I have implemented the solution from How to create a thread pool using boost in C++? but am having a problem with the io_service::stop() function stopping further processing of my threads.
In my case, I have 3 threads in my pool and am trying to run around 11000 records through it. Each of the records is independent of the others, so I'm just looking to speed up the processing by creating parallel runs of each record.
void processRecord (unsigned int i, unsigned int numRecords)
{
cout << i << "/" << numRecords << endl;
// do Processing...
}
#define MAX_THREADS 3
unsigned int numRecords=11000
boost::asio::io_service ioService;
boost::thread_group threadPool;
boost::asio::io_service::work work (ioService);
for (unsigned int i=0 ; i<MAX_THREADS ; ++i)
{
threadPool.create_thread (boost::bind (&boost::asio::io_service::run, &ioService));
}
for (unsigned int i=0 ; i<numRecords ; ++i)
{
ioService.post (boost::bind (processRecord, i, numRecords);
}
// ioService.stop (); // Was causing ioService to stop
work.reset(); // Wait for all work to be finished.
threadPool.join_all ();
processAllRecords ();
The problem I'm seeing is that after the loop where the call to ioService.post() is pushing processes into the pool is finished, it hits the ioService.stop() call and stops all further processing. This usually happens after only about 400 of the records have actually been processed.

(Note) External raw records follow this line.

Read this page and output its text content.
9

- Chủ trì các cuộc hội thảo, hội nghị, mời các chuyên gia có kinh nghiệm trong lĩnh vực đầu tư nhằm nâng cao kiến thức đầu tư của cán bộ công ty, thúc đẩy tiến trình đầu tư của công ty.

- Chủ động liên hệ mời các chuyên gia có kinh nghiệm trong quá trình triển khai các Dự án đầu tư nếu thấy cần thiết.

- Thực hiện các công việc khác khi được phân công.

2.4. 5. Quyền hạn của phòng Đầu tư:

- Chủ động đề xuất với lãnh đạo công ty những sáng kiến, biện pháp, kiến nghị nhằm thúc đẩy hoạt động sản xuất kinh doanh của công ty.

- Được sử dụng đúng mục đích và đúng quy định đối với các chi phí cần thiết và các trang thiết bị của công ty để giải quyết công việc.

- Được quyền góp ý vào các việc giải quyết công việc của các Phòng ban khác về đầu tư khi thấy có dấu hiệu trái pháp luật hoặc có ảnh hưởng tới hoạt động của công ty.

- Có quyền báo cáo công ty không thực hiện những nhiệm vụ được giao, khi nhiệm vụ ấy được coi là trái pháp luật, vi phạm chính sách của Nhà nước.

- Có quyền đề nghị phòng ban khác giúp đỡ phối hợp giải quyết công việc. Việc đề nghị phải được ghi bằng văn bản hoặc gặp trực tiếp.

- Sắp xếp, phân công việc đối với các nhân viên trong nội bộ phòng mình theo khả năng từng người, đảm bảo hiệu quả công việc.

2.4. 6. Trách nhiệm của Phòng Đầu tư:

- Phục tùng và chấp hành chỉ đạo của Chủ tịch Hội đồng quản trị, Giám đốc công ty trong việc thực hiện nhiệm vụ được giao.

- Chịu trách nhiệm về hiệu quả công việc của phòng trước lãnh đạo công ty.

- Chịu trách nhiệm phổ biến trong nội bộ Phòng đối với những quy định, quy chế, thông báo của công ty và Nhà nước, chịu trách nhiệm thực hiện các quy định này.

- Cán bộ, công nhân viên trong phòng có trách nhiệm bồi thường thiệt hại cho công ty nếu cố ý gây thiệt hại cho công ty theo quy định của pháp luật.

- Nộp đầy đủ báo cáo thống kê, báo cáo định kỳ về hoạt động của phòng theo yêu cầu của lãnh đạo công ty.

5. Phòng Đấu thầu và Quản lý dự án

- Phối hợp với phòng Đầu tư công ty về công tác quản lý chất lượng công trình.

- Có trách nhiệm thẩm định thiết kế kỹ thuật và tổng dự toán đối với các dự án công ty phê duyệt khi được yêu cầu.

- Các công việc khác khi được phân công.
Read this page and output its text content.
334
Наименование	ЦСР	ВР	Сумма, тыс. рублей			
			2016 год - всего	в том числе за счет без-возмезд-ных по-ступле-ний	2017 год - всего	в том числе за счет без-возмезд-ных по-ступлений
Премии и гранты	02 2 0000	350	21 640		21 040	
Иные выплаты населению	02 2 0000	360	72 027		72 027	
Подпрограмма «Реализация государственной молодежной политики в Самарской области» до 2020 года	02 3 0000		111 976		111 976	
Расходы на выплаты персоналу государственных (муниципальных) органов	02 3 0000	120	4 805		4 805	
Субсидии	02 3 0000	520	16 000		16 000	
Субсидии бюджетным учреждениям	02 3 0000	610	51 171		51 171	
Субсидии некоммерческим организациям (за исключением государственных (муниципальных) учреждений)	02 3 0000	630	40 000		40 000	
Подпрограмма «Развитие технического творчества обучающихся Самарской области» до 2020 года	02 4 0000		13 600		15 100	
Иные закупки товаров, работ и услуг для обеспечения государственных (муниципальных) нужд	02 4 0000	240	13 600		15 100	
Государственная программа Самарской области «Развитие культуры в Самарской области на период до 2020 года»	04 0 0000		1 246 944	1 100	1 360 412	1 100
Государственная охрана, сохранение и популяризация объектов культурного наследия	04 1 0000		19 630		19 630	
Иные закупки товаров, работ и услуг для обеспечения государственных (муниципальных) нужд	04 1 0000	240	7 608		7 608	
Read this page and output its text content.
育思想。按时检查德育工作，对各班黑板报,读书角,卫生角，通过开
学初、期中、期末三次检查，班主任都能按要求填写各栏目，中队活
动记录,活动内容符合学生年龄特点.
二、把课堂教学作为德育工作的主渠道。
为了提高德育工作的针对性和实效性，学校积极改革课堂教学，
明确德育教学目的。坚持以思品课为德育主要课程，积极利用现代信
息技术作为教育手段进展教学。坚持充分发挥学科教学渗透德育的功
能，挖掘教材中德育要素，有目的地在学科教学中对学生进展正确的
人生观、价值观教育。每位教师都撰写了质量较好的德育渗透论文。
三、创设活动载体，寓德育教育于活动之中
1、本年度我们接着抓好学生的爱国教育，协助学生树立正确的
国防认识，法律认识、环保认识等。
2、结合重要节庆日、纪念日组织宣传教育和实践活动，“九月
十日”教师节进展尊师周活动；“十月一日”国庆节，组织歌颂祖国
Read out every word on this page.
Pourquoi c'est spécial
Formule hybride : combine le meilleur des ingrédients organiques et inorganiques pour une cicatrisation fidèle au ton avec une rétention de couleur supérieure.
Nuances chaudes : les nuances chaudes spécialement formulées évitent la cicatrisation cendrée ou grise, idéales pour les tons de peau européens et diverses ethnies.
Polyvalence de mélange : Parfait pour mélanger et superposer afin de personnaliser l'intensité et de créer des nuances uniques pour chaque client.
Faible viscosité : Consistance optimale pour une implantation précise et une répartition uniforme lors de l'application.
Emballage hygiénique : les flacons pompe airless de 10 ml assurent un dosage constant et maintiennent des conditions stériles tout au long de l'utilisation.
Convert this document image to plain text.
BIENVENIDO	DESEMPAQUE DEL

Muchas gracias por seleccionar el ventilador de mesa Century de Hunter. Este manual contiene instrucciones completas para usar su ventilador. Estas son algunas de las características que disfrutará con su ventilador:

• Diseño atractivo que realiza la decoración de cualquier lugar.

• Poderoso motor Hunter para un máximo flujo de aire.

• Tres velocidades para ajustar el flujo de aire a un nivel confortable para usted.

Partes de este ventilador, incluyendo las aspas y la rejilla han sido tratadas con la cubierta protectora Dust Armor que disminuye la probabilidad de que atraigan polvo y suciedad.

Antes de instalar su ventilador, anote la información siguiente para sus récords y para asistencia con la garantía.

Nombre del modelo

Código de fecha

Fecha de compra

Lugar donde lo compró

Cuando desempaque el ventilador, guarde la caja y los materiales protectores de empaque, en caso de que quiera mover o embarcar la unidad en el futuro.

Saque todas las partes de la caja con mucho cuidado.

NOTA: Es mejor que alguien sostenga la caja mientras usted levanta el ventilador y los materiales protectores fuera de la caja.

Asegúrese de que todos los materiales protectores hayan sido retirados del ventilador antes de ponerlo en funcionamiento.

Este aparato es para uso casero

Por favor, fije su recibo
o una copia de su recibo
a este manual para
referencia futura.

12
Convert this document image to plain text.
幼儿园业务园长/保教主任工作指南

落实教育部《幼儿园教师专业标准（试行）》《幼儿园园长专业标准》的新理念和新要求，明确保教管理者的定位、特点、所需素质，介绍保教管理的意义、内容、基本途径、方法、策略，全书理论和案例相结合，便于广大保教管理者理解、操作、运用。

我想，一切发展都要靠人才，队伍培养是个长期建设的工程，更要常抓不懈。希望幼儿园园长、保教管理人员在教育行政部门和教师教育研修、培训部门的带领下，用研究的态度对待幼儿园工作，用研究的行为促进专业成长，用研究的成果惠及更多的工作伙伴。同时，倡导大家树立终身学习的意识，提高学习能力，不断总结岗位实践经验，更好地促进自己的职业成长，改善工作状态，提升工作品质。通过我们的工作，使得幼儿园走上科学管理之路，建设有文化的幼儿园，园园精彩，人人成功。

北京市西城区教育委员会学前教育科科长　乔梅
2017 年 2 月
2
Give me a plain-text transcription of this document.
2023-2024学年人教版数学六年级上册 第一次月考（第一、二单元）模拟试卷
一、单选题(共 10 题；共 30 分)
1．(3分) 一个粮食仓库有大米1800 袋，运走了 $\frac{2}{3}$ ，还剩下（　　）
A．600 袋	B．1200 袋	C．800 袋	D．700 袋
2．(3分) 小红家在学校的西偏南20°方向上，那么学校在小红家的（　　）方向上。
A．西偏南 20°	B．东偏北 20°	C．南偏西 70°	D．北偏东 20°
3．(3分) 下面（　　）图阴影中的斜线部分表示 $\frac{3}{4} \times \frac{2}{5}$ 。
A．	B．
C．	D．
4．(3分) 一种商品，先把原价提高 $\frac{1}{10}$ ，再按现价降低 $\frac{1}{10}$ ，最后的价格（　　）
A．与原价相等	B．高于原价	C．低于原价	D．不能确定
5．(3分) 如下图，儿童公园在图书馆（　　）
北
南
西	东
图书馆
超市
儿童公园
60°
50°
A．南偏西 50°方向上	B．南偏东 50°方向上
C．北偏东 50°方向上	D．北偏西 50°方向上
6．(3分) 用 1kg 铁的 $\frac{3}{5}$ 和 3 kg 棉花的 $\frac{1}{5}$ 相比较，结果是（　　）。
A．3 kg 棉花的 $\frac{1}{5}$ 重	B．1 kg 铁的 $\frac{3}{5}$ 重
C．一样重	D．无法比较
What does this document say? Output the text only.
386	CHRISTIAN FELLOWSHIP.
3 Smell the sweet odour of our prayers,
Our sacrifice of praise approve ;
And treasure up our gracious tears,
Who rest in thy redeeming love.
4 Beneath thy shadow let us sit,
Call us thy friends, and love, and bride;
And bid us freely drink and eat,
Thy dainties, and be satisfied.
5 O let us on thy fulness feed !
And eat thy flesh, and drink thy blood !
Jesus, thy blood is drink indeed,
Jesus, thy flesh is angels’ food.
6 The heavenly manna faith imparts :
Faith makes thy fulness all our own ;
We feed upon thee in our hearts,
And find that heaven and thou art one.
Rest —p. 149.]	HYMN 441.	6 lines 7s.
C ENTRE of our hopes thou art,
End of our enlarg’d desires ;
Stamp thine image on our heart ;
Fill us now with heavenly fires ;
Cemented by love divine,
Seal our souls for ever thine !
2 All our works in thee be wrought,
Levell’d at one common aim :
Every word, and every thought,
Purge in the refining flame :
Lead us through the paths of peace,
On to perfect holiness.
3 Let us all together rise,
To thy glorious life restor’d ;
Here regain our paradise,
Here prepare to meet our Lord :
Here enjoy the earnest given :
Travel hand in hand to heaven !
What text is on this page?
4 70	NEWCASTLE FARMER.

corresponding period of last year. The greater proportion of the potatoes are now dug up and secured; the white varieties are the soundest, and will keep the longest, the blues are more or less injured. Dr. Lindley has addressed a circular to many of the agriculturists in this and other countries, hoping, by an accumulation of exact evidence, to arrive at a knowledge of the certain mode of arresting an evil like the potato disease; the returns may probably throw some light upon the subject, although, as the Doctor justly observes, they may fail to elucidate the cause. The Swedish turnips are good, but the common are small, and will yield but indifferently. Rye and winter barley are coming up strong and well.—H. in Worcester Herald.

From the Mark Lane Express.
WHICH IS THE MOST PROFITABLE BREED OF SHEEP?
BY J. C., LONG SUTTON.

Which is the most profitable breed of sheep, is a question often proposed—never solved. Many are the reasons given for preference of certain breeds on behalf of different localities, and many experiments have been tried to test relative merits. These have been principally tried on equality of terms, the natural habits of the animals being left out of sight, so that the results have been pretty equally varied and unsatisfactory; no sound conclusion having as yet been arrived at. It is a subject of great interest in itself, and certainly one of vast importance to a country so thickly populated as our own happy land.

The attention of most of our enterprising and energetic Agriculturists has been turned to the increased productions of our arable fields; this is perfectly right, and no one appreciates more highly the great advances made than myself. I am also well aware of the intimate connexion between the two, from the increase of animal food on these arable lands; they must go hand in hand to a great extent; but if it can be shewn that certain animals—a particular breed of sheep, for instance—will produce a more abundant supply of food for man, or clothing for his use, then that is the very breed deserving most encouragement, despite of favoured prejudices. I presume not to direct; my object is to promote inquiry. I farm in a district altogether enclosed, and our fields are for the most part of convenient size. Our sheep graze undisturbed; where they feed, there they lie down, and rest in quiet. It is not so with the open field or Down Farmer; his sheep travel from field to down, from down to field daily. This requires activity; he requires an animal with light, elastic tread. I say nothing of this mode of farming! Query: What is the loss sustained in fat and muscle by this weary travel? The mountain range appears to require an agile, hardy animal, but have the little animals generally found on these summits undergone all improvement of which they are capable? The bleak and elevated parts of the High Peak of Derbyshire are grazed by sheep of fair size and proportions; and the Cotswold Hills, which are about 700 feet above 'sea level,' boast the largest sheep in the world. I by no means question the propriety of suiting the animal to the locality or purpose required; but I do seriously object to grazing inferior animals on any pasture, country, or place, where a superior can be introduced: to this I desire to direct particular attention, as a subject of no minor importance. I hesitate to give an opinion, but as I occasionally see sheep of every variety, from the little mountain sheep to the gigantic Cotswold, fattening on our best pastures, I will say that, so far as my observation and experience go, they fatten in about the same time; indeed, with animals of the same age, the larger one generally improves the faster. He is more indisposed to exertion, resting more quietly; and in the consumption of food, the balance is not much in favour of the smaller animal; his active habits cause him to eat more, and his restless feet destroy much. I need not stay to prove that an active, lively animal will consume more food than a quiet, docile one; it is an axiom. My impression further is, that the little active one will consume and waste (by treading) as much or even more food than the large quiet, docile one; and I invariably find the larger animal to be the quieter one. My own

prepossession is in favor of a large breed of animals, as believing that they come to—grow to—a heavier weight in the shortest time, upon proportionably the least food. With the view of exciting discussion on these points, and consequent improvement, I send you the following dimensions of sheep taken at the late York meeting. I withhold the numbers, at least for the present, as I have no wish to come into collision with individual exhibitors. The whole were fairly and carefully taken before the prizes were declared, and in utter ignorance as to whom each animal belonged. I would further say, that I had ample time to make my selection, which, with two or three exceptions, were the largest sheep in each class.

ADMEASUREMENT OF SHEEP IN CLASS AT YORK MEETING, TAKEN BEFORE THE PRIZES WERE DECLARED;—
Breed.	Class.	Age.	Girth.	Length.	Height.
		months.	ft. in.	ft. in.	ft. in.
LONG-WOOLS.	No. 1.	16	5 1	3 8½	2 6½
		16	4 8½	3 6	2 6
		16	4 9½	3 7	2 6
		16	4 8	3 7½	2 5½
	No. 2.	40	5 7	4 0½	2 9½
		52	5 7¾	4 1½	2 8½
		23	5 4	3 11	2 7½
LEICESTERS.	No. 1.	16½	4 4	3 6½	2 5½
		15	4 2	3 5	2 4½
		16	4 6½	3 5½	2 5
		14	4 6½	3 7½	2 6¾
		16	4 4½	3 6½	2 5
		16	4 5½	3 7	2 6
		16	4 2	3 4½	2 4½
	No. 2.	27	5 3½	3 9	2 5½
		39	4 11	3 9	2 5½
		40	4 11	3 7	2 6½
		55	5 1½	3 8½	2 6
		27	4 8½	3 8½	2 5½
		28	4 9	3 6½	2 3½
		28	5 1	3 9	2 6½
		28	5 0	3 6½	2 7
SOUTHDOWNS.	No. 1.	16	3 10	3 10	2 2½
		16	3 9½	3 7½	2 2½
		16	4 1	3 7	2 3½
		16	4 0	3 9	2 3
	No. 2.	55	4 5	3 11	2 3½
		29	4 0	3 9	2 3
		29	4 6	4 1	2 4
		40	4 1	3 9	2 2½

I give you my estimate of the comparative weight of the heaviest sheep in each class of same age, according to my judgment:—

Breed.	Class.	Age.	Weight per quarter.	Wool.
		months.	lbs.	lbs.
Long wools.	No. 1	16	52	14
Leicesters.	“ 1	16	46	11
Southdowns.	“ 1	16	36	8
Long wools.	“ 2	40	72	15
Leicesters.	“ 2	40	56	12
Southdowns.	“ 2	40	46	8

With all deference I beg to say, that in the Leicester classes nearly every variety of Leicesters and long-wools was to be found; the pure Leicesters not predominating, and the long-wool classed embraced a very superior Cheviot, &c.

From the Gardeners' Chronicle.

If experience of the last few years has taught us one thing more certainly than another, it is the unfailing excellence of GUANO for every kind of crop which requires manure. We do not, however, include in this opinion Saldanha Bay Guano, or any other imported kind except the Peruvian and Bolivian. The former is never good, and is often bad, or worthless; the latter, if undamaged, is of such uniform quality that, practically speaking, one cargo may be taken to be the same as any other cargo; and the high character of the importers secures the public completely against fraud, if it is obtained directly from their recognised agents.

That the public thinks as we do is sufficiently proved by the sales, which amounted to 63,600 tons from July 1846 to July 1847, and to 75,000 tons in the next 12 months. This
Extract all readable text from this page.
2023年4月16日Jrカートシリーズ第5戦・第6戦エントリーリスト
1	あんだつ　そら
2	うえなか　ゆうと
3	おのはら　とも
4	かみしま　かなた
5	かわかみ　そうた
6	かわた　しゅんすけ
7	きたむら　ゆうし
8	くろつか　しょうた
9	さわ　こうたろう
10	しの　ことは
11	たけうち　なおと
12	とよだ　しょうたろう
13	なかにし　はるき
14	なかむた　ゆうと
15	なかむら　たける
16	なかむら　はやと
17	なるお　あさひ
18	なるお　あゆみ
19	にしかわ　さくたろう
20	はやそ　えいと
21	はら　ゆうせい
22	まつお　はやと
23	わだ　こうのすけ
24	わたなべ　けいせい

So, only ~400 of the ~11000 records are being processed.
I'm new to using threads in C++, so I'm not sure what I'm missing or how to correct this problem. Any help would be greatly appreciated.
Edit: I modified the code above to reflect the change that I made to make it work. Essentially, the ioService.stop() call was causing all further processing to stop. I replaced that with work.wait() so that it would wait until all work was finished.
Edit2: I used the wrong function in work in my previous edit. It should be work.reset().